# Auditions. Nebengeräuschen rausfiltern.



## EnJooY (26. November 2015)

Hallo Leute.

Als erstes möchte ich euch gerne mein Problem schildern bevor ich zu meiner Frage komme.
Ich möchte zur Silberhochzeit meiner Eltern mit meinen Verwandten einen kleinen Sketch aufführen und habe einen netten auf Youtube gefunden wobei man selbst nicht sprechen muss sondern eine Tonaufnahme im Hintergrund laufen lässt. Leider gibt es nur diese eine Aufnahme und dort sind viele Nebengeräusche wie Lachen, Klatschen etc. Ich dachte mir ich könnte diese Nebengeräusche rausfiltern mit einem Soundprogramm und habe mir dazu von Adobe Auditions geholt. 

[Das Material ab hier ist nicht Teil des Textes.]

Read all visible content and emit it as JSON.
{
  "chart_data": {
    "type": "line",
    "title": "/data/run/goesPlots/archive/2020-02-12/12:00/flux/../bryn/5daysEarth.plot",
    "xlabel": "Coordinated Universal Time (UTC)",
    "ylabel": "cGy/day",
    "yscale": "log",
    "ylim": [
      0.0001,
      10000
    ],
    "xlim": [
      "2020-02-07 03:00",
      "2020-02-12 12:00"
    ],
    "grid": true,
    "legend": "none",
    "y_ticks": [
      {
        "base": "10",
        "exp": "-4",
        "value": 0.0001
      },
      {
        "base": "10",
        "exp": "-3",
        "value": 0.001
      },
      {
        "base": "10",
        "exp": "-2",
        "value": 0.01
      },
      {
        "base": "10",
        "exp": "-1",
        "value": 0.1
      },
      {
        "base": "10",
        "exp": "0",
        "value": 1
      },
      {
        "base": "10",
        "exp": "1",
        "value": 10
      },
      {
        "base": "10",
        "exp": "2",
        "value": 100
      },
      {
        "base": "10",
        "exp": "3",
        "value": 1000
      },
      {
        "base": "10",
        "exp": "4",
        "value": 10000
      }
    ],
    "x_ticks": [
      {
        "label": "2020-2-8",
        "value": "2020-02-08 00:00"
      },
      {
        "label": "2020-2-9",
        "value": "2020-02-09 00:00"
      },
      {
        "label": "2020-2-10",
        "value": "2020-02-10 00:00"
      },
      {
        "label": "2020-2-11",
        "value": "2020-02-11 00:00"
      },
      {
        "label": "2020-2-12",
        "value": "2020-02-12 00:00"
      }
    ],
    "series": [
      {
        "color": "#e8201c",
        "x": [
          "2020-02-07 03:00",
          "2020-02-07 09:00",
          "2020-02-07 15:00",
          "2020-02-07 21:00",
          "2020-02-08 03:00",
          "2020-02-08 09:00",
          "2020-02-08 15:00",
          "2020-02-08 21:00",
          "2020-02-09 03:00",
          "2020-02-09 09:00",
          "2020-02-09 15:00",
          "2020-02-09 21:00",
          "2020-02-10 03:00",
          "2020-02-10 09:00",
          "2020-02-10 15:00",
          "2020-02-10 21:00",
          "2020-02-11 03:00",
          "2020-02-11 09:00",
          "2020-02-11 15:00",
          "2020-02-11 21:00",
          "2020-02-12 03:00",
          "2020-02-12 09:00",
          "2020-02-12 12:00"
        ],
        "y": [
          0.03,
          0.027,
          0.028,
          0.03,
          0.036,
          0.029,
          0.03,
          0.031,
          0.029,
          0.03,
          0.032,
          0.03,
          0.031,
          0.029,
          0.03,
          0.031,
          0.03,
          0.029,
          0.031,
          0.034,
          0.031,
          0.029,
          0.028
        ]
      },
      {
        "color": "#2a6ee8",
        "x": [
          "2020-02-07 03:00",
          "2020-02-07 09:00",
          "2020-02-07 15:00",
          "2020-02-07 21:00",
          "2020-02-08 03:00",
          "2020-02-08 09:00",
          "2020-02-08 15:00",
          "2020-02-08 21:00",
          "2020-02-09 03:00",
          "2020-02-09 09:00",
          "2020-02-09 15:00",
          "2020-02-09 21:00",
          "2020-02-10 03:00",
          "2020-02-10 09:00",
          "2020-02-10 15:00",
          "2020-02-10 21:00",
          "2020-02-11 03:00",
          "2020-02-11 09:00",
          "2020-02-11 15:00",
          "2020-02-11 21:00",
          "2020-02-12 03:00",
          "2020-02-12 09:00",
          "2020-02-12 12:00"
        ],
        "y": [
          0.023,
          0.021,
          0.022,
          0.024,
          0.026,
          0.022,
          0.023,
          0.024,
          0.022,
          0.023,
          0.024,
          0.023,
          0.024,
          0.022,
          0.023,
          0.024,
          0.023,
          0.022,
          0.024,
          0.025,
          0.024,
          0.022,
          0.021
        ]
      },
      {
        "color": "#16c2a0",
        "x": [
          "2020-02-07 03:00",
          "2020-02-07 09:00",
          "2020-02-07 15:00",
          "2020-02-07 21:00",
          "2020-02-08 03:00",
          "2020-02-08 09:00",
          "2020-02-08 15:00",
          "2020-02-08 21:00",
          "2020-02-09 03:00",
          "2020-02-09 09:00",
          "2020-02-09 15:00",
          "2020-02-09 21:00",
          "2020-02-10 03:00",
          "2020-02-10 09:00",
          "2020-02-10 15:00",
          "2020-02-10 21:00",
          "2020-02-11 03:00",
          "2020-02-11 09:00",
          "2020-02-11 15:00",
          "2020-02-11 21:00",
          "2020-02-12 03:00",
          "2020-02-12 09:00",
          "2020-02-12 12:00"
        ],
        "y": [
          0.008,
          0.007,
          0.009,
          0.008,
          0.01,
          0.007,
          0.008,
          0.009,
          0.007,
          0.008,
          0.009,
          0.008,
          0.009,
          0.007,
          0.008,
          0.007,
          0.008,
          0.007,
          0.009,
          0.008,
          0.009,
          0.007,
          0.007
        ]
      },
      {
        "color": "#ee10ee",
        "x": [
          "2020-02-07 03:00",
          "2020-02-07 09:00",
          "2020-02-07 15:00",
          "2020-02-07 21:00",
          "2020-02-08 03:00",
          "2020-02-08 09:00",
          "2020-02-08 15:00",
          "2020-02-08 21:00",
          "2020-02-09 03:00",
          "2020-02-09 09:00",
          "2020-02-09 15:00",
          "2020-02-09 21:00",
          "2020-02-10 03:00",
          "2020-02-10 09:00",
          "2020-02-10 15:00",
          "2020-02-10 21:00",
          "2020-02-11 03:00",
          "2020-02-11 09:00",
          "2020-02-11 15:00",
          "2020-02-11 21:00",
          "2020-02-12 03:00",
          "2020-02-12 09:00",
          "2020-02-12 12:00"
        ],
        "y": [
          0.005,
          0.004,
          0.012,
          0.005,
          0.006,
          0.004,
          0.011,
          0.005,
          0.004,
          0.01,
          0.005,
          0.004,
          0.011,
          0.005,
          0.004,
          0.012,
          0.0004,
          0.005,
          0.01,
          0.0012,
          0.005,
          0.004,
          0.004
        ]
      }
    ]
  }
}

Jetzt zu meiner Frage: Kann man solche Geräusche rausfiltern? Oder geht das nicht oder nur einfach mit dem Programm nicht? (Habe auch schon davon gehört das man bei Lieder o.ä. mit einem Programm die einzelnen Tonspuren aufteilen kann und dann einzelne rausnehmen/löschen, wenn sich vielleicht jemand sogar mit sowas auskennt)
Habe schon einiges ausprobiert bin aber bis jetzt nicht zu einem vernünftigen Ergebnis gekommen. 
Kennt sich hier jemand damit aus? Würde mich sehr über Hilfe freuen.

Mit freundlichen Grüßen

EnJooY / Dominik


----------



## Jan-Frederik Stieler (28. November 2015)

Hallo,
ich hab sowas vor Jahren schonmal mit Audition gemacht.
Im Grunde ist das Problem das du die Störgeräusche in der Tonspur identifizieren musst. Also über Spitzen oder sowas. die kann man z.B. kappen.
Aber ich weiß noch das ich damals damit die Tonqualität nicht gerade verbessert habe.

Adobe hat für das Problem aber auch ein offizielles Tutorialvid veröffentlicht: http://tv.adobe.com/de/watch/lerne-audition-cc/komplexe-storgerausche-entfernen/

Grüße


----------